Hypnotherapy / Hypnosis – what is it, and how does it work?
Are you aware we go in and out of hypnosis all the time, like when you drive somewhere and are so distracted that you aren’t even aware of the journey, or perhaps engaged in reading a book, or watching a film, only to return to awareness suddenly, to realise you have missed parts of the story.
Hypnosis is therefore a very natural state for most of us, and one that we probably wouldn’t identify as hypnosis.
Many people are anxious or nervous about treatment, as they have seen the antics of stage hypnotic shows, where the Therapist takes control of the person and embeds commands. However, clinical hypnosis is a very natural state, and utilises the art of deep relaxation where the brainwaves can move from about 40 cycles per second, when we are busy and actively thinking, down to as low as 4 cycles per second when we are in a deep hypnotic state. Brain waves can vary but move from Beta, very active down to theta, very relaxed. At night your brain will be in a constant flow, moving up and down through all the cycles.
All this means is that the calmer you are the slower the brain waves operate, therefore the more relaxed state your mind is in. In this relaxed state you become receptive to being creative and changing patterns of behaviour, you are not confined to your limited thoughts of I can’t do this, or I am afraid to try that!
When we are dreaming the major muscles in the body become paralysed to stop us acting out our dreams. Dreams seem real at the time and will even create a response in the body such as heart fluttering, or pulse racing. Therefore when we work with hypnosis in creating a different experience to change habits, or emotional responses to people or situations, then the brain automatically thinks that you have experienced the new response before, thus associating a more positive feeling to the experience.

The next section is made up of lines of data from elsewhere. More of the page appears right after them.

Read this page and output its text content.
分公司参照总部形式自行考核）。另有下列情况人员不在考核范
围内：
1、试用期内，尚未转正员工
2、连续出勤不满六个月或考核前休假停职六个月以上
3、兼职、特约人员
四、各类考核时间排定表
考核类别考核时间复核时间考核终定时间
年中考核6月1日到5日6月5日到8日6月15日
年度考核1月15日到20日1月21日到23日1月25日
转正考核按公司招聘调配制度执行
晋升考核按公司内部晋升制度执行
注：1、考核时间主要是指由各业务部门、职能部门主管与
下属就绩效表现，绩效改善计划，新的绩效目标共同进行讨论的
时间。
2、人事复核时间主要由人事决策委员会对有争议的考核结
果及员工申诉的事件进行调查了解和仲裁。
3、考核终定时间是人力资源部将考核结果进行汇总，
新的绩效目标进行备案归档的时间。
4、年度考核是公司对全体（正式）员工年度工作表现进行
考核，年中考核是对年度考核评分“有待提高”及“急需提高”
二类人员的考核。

There is a state mostly related to dreaming, commonly known as REM (Rapid Eye Movement) state, this is the optimal state for ‘instinctive programming’. This process is very natural and starts in the foetus during the last trimester of gestation. So when we are born certain instinctive templates are already up and running, therefore do not have to be learnt. These include a natural fear of heights, and the ability to match mothers facial expressions, enabling mother and baby to bond. These continue to develop through the early stages of infancy, during sleep time enabling a vast amount of instinctive knowledge to be embedded for survival.
These templates are often referred to as basic needs or human gives and comprise of 6. These needs drive our behaviours, as they must instinctively be met in order to guarantee our survival. These include
- The need to give and receive
- The need to have a sense of control ( a healthy sense of control, means you can let go of things outside of your control)
- The need for goals and aims
- The need to be part of something greater than yourself
- The mind and body connection – good enough sleep, nutrition, exercise
- The need to be part of something greater than oneself
If these needs are not met in a healthy way we will get them met in whatever way we can. (Refer to habits and additions to understand better how these get imbedded).
The most important thing to remember is, you the client will always be in control, you have the choice to relax or stay alert. The suggestions that are made will only be affective if you want them to be. Sometimes clients are resistance as there is a need to have control over the therapy session, and the Therapist will work with you to gain trust and build rapport, this enables the process to be affective. A first taster session maybe offered, this will allow you to trial the feeling of relaxation and hypnosis before undertaking a treatment plan of deeper work.
Talking therapies are fantastic for changing the way you think about things, hypnosis works to change the way you FEEL about things, which in turn, allows the thoughts to be different, as the experience is.